Now turn the front half of the blank upside-down into the vice; and cut another ramp inside the SAC roof, down to the Northern edge. Don’t make a super-sharp edge here; just a couple of mm deep at the Northern edge of the box is fine. Dimensions of this ramp are not critical – it simply aids smooth airflow.

Flue

If you have a Dremel with a router attachment, now’s the time to break it out. If not, you either need a micro-plane with a 10mm wide blade, 2014-03-10 16.47.59or you need to be extremely good with a chisel. The flue needs to be dead straight-edged, 0.8mm deep (when finished), and super-flat in all dimensions. Any lumps, bumps, slopes or cuts in it will DESTROY sound quality. If you do this with a chisel, don’t use a mallet; either use a small piece of wood, or the heel of your palm – and shave the absolute thinnest you can – constantly checking depth – until you get to 1mm deep. If you end up at 1.2mm deep that’s fine, we can correct with sanding later – but my advice is: don’t. 0.4mm is a lot of sanding. Before you start, cut an “edge line” at the “North of Bore” line to stop you cutting too far. This edge line can be a couple of mm deep, as that’s where the TSH is going.

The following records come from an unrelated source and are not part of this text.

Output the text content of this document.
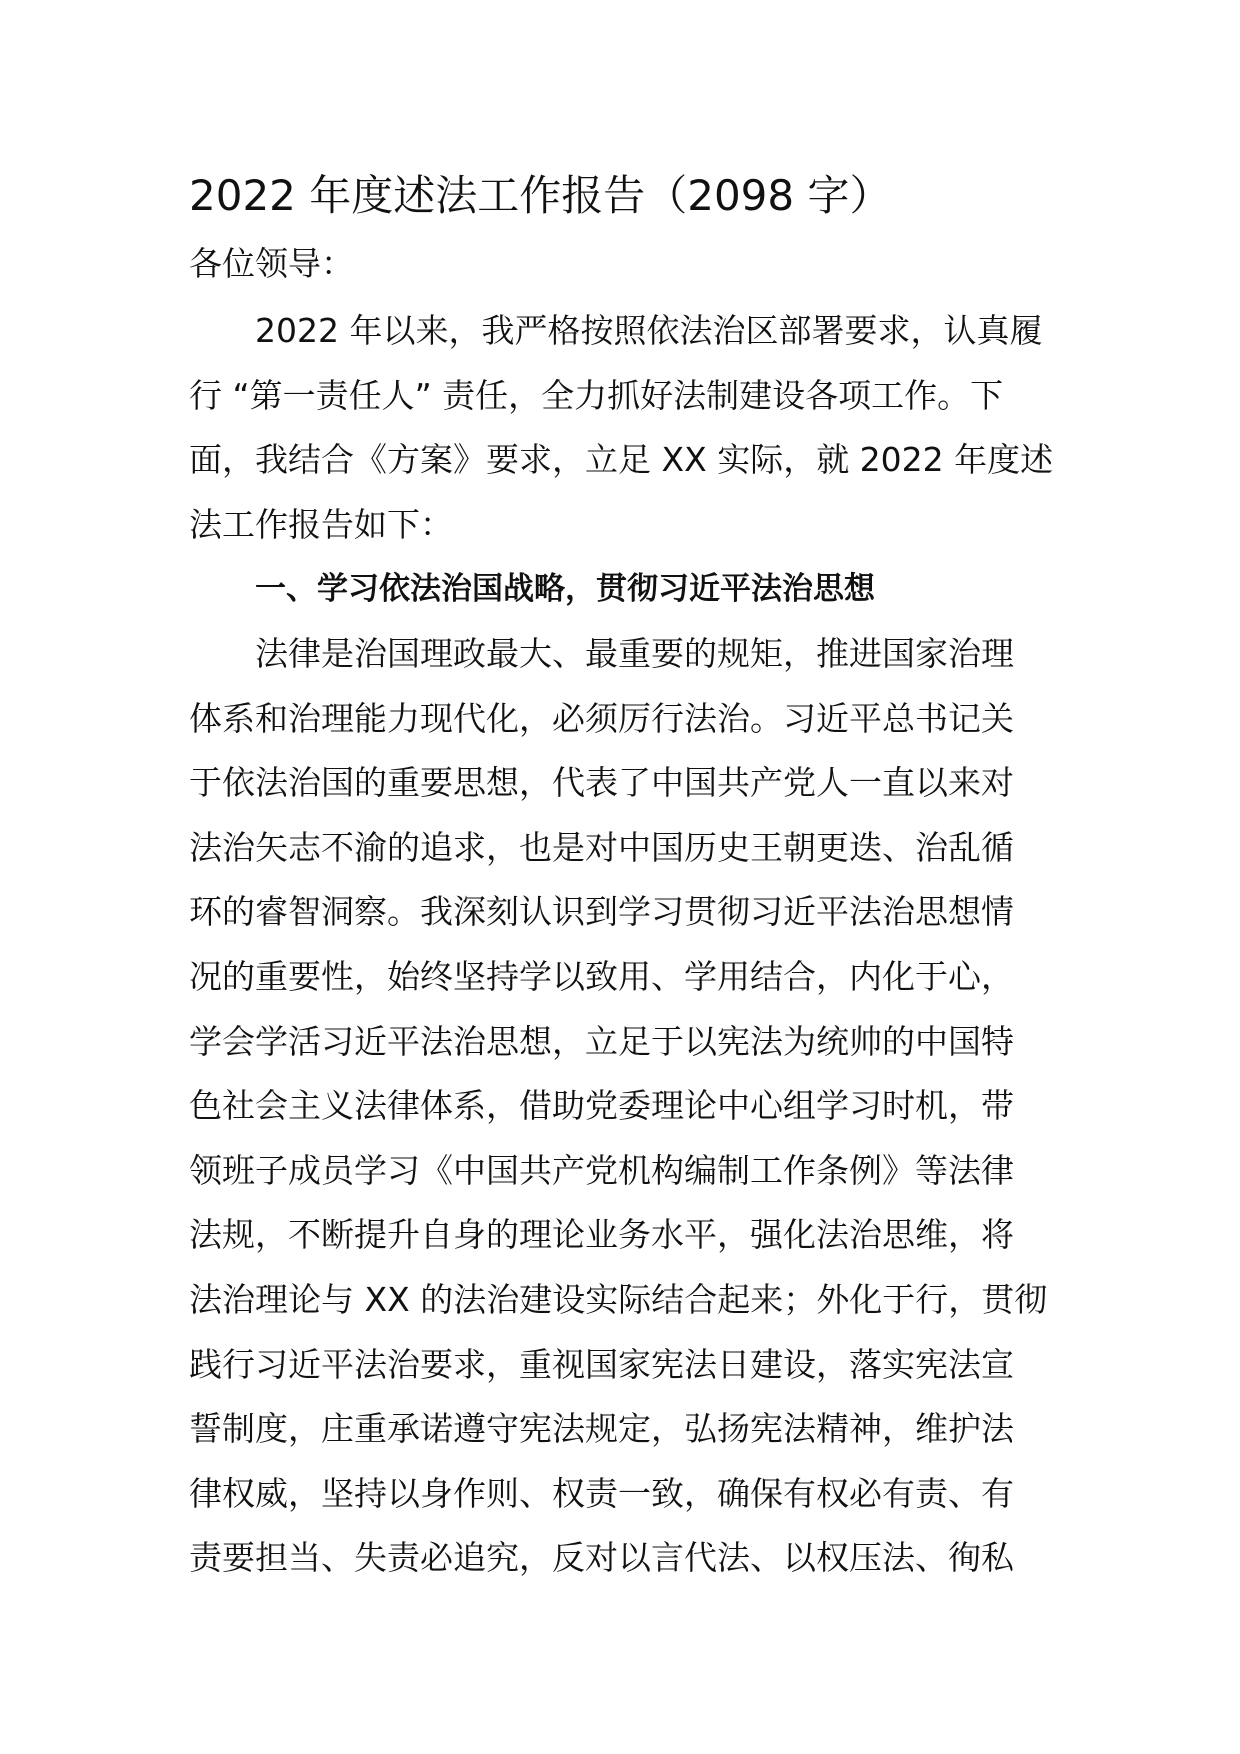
2022 年度述法工作报告（2098 字）
各位领导：
2022 年以来，我严格按照依法治区部署要求，认真履
行 “第一责任人” 责任，全力抓好法制建设各项工作。下
面，我结合《方案》要求，立足 XX 实际，就 2022 年度述
法工作报告如下：
一、学习依法治国战略，贯彻习近平法治思想
法律是治国理政最大、最重要的规矩，推进国家治理
体系和治理能力现代化，必须厉行法治。习近平总书记关
于依法治国的重要思想，代表了中国共产党人一直以来对
法治矢志不渝的追求，也是对中国历史王朝更迭、治乱循
环的睿智洞察。我深刻认识到学习贯彻习近平法治思想情
况的重要性，始终坚持学以致用、学用结合，内化于心，
学会学活习近平法治思想，立足于以宪法为统帅的中国特
色社会主义法律体系，借助党委理论中心组学习时机，带
领班子成员学习《中国共产党机构编制工作条例》等法律
法规，不断提升自身的理论业务水平，强化法治思维，将
法治理论与 XX 的法治建设实际结合起来；外化于行，贯彻
践行习近平法治要求，重视国家宪法日建设，落实宪法宣
誓制度，庄重承诺遵守宪法规定，弘扬宪法精神，维护法
律权威，坚持以身作则、权责一致，确保有权必有责、有
责要担当、失责必追究，反对以言代法、以权压法、徇私
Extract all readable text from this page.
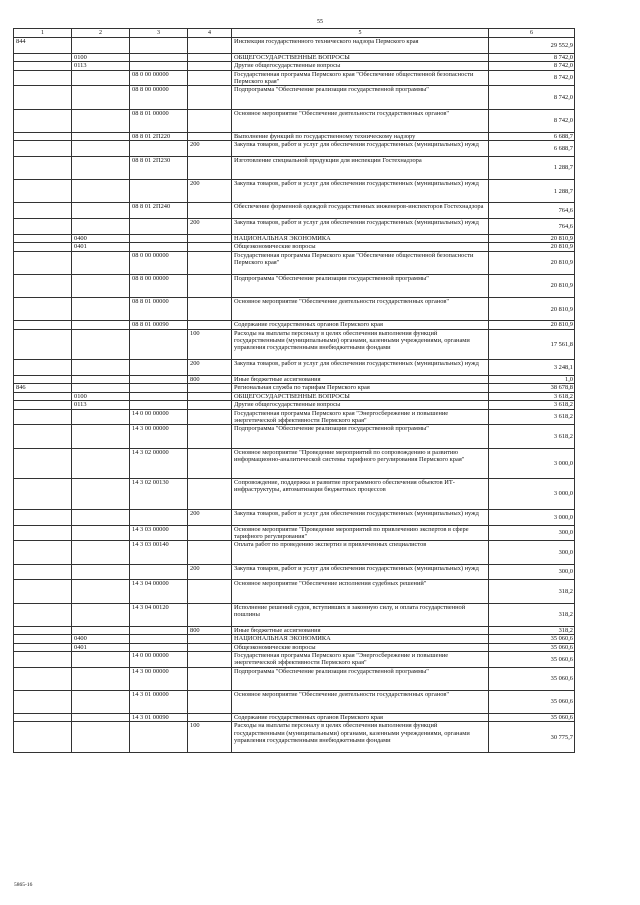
55
1	2	3	4	5	6
844				Инспекция государственного технического надзора Пермского края	29 552,9
	0100			ОБЩЕГОСУДАРСТВЕННЫЕ ВОПРОСЫ	8 742,0
	0113			Другие общегосударственные вопросы	8 742,0
		08 0 00 00000		Государственная программа Пермского края "Обеспечение общественной безопасности Пермского края"	8 742,0
		08 8 00 00000		Подпрограмма "Обеспечение реализации государственной программы"	8 742,0
		08 8 01 00000		Основное мероприятие "Обеспечение деятельности государственных органов"	8 742,0
		08 8 01 2П220		Выполнение функций по государственному техническому надзору	6 688,7
			200	Закупка товаров, работ и услуг для обеспечения государственных (муниципальных) нужд	6 688,7
		08 8 01 2П230		Изготовление специальной продукции для инспекции Гостехнадзора	1 288,7
			200	Закупка товаров, работ и услуг для обеспечения государственных (муниципальных) нужд	1 288,7
		08 8 01 2П240		Обеспечение форменной одеждой государственных инженеров-инспекторов Гостехнадзора	764,6
			200	Закупка товаров, работ и услуг для обеспечения государственных (муниципальных) нужд	764,6
	0400			НАЦИОНАЛЬНАЯ ЭКОНОМИКА	20 810,9
	0401			Общеэкономические вопросы	20 810,9
		08 0 00 00000		Государственная программа Пермского края "Обеспечение общественной безопасности Пермского края"	20 810,9
		08 8 00 00000		Подпрограмма "Обеспечение реализации государственной программы"	20 810,9
		08 8 01 00000		Основное мероприятие "Обеспечение деятельности государственных органов"	20 810,9
		08 8 01 00090		Содержание государственных органов Пермского края	20 810,9
			100	Расходы на выплаты персоналу в целях обеспечения выполнения функций государственными (муниципальными) органами, казенными учреждениями, органами управления государственными внебюджетными фондами	17 561,8
			200	Закупка товаров, работ и услуг для обеспечения государственных (муниципальных) нужд	3 248,1
			800	Иные бюджетные ассигнования	1,0
846				Региональная служба по тарифам Пермского края	38 678,8
	0100			ОБЩЕГОСУДАРСТВЕННЫЕ ВОПРОСЫ	3 618,2
	0113			Другие общегосударственные вопросы	3 618,2
		14 0 00 00000		Государственная программа Пермского края "Энергосбережение и повышение энергетической эффективности Пермского края"	3 618,2
		14 3 00 00000		Подпрограмма "Обеспечение реализации государственной программы"	3 618,2
		14 3 02 00000		Основное мероприятие "Проведение мероприятий по сопровождению и развитию информационно-аналитической системы тарифного регулирования Пермского края"	3 000,0
		14 3 02 00130		Сопровождение, поддержка и развитие программного обеспечения объектов ИТ-инфраструктуры, автоматизации бюджетных процессов	3 000,0
			200	Закупка товаров, работ и услуг для обеспечения государственных (муниципальных) нужд	3 000,0
		14 3 03 00000		Основное мероприятие "Проведение мероприятий по привлечению экспертов в сфере тарифного регулирования"	300,0
		14 3 03 00140		Оплата работ по проведению экспертиз и привлеченных специалистов	300,0
			200	Закупка товаров, работ и услуг для обеспечения государственных (муниципальных) нужд	300,0
		14 3 04 00000		Основное мероприятие "Обеспечение исполнения судебных решений"	318,2
		14 3 04 00120		Исполнение решений судов, вступивших в законную силу, и оплата государственной пошлины	318,2
			800	Иные бюджетные ассигнования	318,2
	0400			НАЦИОНАЛЬНАЯ ЭКОНОМИКА	35 060,6
	0401			Общеэкономические вопросы	35 060,6
		14 0 00 00000		Государственная программа Пермского края "Энергосбережение и повышение энергетической эффективности Пермского края"	35 060,6
		14 3 00 00000		Подпрограмма "Обеспечение реализации государственной программы"	35 060,6
		14 3 01 00000		Основное мероприятие "Обеспечение деятельности государственных органов"	35 060,6
		14 3 01 00090		Содержание государственных органов Пермского края	35 060,6
			100	Расходы на выплаты персоналу в целях обеспечения выполнения функций государственными (муниципальными) органами, казенными учреждениями, органами управления государственными внебюджетными фондами	30 775,7
5865-16
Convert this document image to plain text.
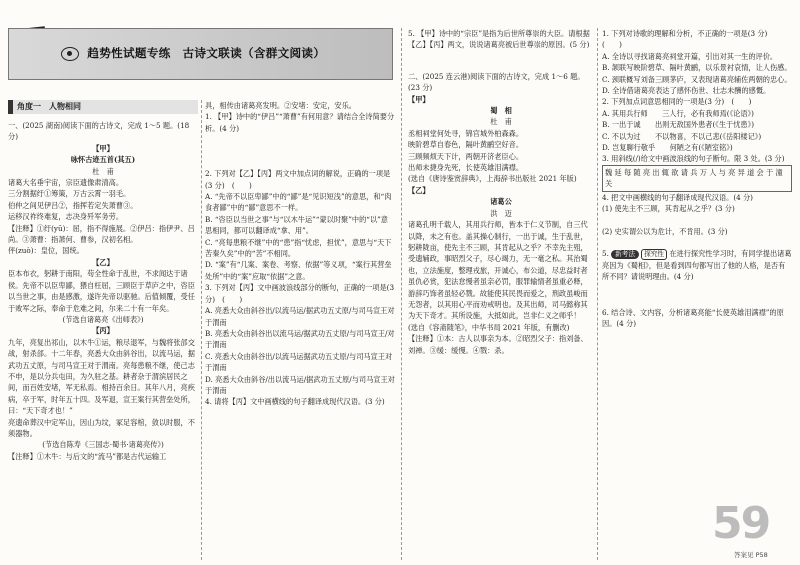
趋势性试题专练　古诗文联读（含群文阅读）
角度一　人物相同

一、(2025 湖南)阅读下面的古诗文，完成 1～5 题。(18 分)

【甲】

咏怀古迹五首(其五)

杜　甫

诸葛大名垂宇宙，宗臣遗像肃清高。

三分割据纡①筹策，万古云霄一羽毛。

伯仲之间见伊吕②，指挥若定失萧曹③。

运移汉祚终难复，志决身歼军务劳。

【注释】①纡(yū)：屈，指不得施展。②伊吕：指伊尹、吕尚。③萧曹：指萧何、曹参，汉初名相。

伻(zuò)：皇位，国统。

【乙】

臣本布衣，躬耕于南阳，苟全性命于乱世，不求闻达于诸侯。先帝不以臣卑鄙，猥自枉屈，三顾臣于草庐之中，咨臣以当世之事，由是感激，遂许先帝以驱驰。后值倾覆，受任于败军之际，奉命于危难之间，尔来二十有一年矣。

(节选自诸葛亮《出师表》)

【丙】

九年，亮复出祁山，以木牛①运，粮尽退军，与魏将张郃交战，射杀郃。十二年春，亮悉大众由斜谷出，以流马运，据武功五丈原，与司马宣王对于渭南。亮每患粮不继，使己志不申，是以分兵屯田，为久驻之基。耕者杂于渭滨居民之间，而百姓安堵，军无私焉。相持百余日。其年八月，亮疾病，卒于军，时年五十四。及军退，宣王案行其营垒处所，曰：“天下奇才也！”

亮遗命葬汉中定军山，因山为坟，冢足容棺，敛以时服，不须器物。

(节选自陈寿《三国志·蜀书·诸葛亮传》)

【注释】①木牛：与后文的“流马”都是古代运输工

具，相传由诸葛亮发明。②安堵：安定，安乐。

1. 【甲】诗中的“伊吕”“萧曹”有何用意？请结合全诗简要分析。(4 分)

2. 下列对【乙】【丙】两文中加点词的解说，正确的一项是(3 分)　(　　)

A. “先帝不以臣卑鄙”中的“鄙”是“见识短浅”的意思，和“肉食者鄙”中的“鄙”意思不一样。

B. “咨臣以当世之事”与“以木牛运”“蒙以时聚”中的“以”意思相同，都可以翻译成“拿、用”。

C. “亮每患粮不继”中的“患”指“忧虑，担忧”，意思与“天下苦秦久矣”中的“苦”不相同。

D. “案”有“几案、案卷、考察、依据”等义项，“案行其营垒处所”中的“案”应取“依据”之意。

3. 下列对【丙】文中画波浪线部分的断句，正确的一项是(3 分)　(　　)

A. 亮悉大众由斜谷出/以流马运/据武功五丈原/与司马宣王对于渭南

B. 亮悉大众由斜谷出以流马运/据武功五丈原/与司马宣王/对于渭南

C. 亮悉大众由斜谷出/以流马运据武功五丈原/与司马宣王对于渭南

D. 亮悉大众由斜谷/出以流马运/据武功五丈原/与司马宣王对于渭南

4. 请将【丙】文中画横线的句子翻译成现代汉语。(3 分)

5. 【甲】诗中的“宗臣”是指为后世所尊崇的大臣。请根据【乙】【丙】两文，说说诸葛亮被后世尊崇的原因。(5 分)

二、(2025 连云港)阅读下面的古诗文，完成 1～6 题。(23 分)

【甲】

蜀　相

杜　甫

丞相祠堂何处寻，锦官城外柏森森。

映阶碧草自春色，隔叶黄鹂空好音。

三顾频烦天下计，两朝开济老臣心。

出师未捷身先死，长使英雄泪满襟。

(选自《唐诗鉴赏辞典》，上海辞书出版社 2021 年版)

【乙】

诸葛公

洪　迈

诸葛孔明千载人，其用兵行师，皆本于仁义节制，自三代以降，未之有也。盖其操心制行，一出于诚，生于乱世，躬耕陇亩，使先主不三顾，其肯起从之乎？不幸先主殂，受遗辅政，事昭烈父子，尽心竭力，无一毫之私。其治蜀也，立法施度，整理戎旅，开诚心，布公道，尽忠益时者虽仇必赏，犯法怠慢者虽亲必罚，服罪输情者虽重必释，游辞巧饰者虽轻必戮。故能使其民畏而爱之，刑政虽峻而无怨者，以其用心平而劝戒明也。及其出师，司马懿称其为天下奇才。其所设施，大抵如此，岂非仁义之师乎！

(选自《容斋随笔》，中华书局 2021 年版，有删改)

【注释】①本：古人以事亲为本。②昭烈父子：指刘备、刘禅。③缓：缓慢。④戮：杀。

1. 下列对诗歌的理解和分析，不正确的一项是(3 分)　(　　)

A. 全诗以寻找诸葛亮祠堂开篇，引出对其一生的评价。

B. 颔联写映阶碧草、隔叶黄鹂，以乐景衬哀情，让人伤感。

C. 颈联概写刘备三顾茅庐，又表现诸葛亮辅佐两朝的忠心。

D. 全诗借诸葛亮表达了感怀伤世、壮志未酬的感慨。

2. 下列加点词意思相同的一项是(3 分)　(　　)

A. 其用兵行师　　三人行，必有我师焉(《论语》)

B. 一出于诚　　出则无敌国外患者(《生于忧患》)

C. 不以为过　　不以物喜，不以己悲(《岳阳楼记》)

D. 岂复聊行敬乎　　何陋之有(《陋室铭》)

3. 用斜线(/)给文中画波浪线的句子断句。限 3 处。(3 分)

魏 延 每 随 亮 出 辄 欲 请 兵 万 人 与 亮 异 道 会 于 潼 关

4. 把文中画横线的句子翻译成现代汉语。(4 分)

(1) 使先主不三顾，其肯起从之乎？(3 分)

(2) 史实谓公以为危计，不肯用。(3 分)

5. 新考法 探究性 在进行探究性学习时，有同学提出诸葛亮因为《蜀相》，但是看到四句都写出了他的人格，是否有所不同？请说明理由。(4 分)

6. 结合诗、文内容，分析诸葛亮能“长使英雄泪满襟”的原因。(4 分)

59
答案见 P58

The very best way I’ve found is to use a Dremel Router… use a 2.5mm or 3.2mm cutting bit, set its depth on a scrap piece of wood, and cut from the ramp end toward the TSH end (North to South). If you use a micro-plane, set its cut as fine as you can and shave off the tiniest slivers of wood until you get to 1mm deep. Use the plane in the OPPOSITE direction to the chisel; from TSH to ramp.

With the flue cut and level- and depth-checks done at lots of places, you can now use a 10mm-wide file to round the transition from ramp to flue; the 1mm-deep portion of flue shouldn’t be less than 20mm long; but there shouldn’t be a step or angle between ramp and flue.